Joe Gunther, of the Vermont Bureau of Investigation, celebrates his 30th outing by handing off detective honors to a pair of women who don’t even work for him.
Nothing, it seems, could be more routine than the murder of Lyall Johnson, a nothingburger drug dealer apparently stabbed to death by his sometime buddy Brandon Leggatt in the middle of a deal gone bad. Leggatt tells Joe he didn’t kill Johnson, but then he would, wouldn’t he? Although the police miss out entirely on a second murder when someone dispatches elderly Homer Nelson so expertly that the body has been cremated before anybody thinks to question the verdict of natural death, they’re all over the shooting of Alex Robin Hale, a resourceful, ego-driven thief whose body is found in the Connecticut River.
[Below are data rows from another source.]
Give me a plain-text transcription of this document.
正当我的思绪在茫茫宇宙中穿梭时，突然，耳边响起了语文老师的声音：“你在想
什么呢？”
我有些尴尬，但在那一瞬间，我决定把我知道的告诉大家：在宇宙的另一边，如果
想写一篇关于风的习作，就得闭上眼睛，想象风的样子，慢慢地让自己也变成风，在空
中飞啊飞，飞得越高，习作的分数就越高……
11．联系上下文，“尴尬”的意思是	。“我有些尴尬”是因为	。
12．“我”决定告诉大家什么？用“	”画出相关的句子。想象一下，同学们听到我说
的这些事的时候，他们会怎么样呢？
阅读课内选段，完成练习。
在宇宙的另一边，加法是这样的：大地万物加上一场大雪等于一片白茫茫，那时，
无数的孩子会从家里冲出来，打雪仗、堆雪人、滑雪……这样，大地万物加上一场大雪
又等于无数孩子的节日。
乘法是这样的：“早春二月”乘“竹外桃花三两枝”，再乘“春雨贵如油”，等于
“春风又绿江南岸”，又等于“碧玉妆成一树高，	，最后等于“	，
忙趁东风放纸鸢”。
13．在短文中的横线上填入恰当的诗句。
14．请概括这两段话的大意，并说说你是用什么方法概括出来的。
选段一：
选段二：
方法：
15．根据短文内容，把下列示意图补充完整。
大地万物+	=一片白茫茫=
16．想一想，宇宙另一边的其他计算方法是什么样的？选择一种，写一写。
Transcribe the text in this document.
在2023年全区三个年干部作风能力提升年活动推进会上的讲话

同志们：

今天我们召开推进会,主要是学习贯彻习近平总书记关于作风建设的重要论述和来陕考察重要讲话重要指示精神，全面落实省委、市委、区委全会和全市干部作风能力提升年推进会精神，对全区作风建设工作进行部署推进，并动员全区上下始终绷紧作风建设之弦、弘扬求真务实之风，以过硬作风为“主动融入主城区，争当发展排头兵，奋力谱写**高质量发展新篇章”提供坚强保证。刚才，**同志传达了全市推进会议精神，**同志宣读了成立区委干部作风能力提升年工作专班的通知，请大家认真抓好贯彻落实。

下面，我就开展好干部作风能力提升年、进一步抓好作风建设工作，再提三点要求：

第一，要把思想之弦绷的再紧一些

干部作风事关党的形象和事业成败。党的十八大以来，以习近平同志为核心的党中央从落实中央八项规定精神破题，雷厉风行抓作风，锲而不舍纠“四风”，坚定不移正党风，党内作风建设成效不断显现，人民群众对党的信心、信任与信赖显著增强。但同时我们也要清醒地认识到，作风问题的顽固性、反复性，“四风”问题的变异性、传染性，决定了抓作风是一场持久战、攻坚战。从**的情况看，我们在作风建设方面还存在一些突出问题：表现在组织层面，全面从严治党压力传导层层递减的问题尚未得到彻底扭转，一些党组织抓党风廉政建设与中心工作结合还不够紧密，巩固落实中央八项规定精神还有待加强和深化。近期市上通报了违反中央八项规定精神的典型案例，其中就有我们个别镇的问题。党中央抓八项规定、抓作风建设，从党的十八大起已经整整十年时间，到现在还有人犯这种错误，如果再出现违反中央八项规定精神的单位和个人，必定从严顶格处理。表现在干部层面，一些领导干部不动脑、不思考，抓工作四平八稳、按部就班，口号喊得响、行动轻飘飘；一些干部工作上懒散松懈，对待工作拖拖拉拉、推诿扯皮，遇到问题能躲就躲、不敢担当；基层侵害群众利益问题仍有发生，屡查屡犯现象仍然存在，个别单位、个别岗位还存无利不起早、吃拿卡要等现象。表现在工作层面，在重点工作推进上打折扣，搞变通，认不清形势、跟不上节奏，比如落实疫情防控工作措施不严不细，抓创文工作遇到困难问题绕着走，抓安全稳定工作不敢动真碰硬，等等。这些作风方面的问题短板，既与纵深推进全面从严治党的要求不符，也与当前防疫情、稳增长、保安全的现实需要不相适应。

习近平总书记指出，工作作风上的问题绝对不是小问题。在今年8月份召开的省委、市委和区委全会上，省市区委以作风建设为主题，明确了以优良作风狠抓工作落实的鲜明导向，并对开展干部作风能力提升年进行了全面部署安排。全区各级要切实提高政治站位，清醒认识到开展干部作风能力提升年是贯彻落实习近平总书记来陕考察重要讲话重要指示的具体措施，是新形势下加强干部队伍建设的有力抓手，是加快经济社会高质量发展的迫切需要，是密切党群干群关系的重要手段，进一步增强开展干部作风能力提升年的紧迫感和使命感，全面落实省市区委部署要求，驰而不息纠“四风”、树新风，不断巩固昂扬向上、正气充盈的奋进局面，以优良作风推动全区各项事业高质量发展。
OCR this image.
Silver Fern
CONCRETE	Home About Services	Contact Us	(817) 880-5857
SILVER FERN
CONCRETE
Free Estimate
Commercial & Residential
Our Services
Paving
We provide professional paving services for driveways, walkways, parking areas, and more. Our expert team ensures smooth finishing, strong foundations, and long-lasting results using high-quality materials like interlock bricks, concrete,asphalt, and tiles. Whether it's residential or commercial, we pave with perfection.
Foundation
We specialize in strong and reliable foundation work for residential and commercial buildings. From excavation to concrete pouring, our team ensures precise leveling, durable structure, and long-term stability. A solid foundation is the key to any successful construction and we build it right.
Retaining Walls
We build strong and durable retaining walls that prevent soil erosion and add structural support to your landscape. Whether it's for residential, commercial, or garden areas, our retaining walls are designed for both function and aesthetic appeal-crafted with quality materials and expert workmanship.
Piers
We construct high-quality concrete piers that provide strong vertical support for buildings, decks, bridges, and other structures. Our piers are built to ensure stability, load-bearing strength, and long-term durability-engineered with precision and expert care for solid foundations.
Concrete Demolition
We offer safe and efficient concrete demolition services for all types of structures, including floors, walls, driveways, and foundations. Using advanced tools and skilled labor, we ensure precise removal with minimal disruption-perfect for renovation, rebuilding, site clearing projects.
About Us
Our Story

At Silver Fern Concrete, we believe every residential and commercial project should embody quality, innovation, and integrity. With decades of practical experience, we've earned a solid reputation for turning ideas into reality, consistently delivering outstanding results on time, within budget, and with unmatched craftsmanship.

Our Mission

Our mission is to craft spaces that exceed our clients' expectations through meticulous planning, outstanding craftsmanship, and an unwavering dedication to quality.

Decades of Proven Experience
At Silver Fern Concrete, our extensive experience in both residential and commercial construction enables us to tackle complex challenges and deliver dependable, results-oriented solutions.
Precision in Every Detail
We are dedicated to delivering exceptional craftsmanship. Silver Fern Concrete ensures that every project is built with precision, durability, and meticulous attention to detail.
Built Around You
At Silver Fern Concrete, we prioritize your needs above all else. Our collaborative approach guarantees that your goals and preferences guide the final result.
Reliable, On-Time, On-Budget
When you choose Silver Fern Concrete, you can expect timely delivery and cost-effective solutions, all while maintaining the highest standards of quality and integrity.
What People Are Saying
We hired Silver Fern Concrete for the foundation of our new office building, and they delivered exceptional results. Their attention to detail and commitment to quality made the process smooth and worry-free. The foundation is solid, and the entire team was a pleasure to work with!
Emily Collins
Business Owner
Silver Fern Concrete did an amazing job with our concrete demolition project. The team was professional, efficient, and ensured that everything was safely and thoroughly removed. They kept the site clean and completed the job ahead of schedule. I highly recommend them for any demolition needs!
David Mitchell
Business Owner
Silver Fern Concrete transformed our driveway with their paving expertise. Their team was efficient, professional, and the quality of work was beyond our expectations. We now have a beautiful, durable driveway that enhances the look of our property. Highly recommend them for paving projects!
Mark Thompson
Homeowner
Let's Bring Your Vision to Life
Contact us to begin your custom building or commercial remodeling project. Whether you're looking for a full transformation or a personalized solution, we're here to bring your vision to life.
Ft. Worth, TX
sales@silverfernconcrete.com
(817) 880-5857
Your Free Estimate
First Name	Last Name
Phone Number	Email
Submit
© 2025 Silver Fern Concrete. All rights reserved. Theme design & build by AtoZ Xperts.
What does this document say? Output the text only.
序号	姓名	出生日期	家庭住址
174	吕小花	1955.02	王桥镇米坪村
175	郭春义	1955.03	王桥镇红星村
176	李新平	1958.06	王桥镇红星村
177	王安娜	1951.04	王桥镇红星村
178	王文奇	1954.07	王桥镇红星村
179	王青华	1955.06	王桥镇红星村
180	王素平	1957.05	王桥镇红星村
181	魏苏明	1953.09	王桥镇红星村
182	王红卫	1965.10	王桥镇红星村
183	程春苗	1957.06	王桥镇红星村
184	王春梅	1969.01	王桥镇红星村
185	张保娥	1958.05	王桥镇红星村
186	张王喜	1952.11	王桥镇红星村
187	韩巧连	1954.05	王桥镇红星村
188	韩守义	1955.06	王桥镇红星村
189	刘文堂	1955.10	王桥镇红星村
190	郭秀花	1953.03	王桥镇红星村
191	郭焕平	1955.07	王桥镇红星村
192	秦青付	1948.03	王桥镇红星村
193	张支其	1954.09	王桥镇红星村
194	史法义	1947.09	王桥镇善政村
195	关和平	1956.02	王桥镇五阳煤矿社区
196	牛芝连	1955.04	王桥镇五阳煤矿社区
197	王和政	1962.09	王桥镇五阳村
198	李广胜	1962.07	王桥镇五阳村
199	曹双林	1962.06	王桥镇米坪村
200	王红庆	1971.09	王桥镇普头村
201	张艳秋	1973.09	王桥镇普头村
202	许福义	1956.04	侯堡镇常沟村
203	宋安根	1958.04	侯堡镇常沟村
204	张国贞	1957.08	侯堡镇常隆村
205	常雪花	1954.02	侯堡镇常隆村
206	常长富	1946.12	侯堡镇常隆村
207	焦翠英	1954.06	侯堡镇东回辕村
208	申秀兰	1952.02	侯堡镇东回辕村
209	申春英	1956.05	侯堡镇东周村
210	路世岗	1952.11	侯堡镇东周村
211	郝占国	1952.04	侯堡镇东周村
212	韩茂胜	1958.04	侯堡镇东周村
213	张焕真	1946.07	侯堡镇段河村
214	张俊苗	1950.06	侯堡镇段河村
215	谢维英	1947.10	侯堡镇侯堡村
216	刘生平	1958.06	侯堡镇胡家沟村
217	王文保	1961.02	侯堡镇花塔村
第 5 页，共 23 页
But not as all over it as private eye Sally Kravitz, who finds herself drawn to Hale by her father, who’s spent years breaking into people’s houses not to steal anything but to study their lifestyles, and Rachel Reiling, a photographer-turned-reporter at the Brattleboro Reformer whose one meeting with Hale, who’d offered to collaborate with her on a feature story on the promises and limitations of online security, turned from intriguing to sinister when he was killed shortly afterward. Eventually all these trails lead to Thorndike Academy, a tony prep school whose growing pains, already multiplied by rifts among the board members over wealthy Jonathan Marotti’s offer to spring for a new $15 million building, turn out to be only the most visible symptoms of problems that run much deeper. After spinning his wheels while Sally and Rachel dig up the dirt, Joe gets to conduct a climactic interrogation that reveals Thorndike as a cesspool just as noxious as corporate grocer GreenField in Joe’s most recent case (Bury the Lead, 2018, etc.).
Average for this venerable series, with few surprises but a nice sense of gradually deepening evil.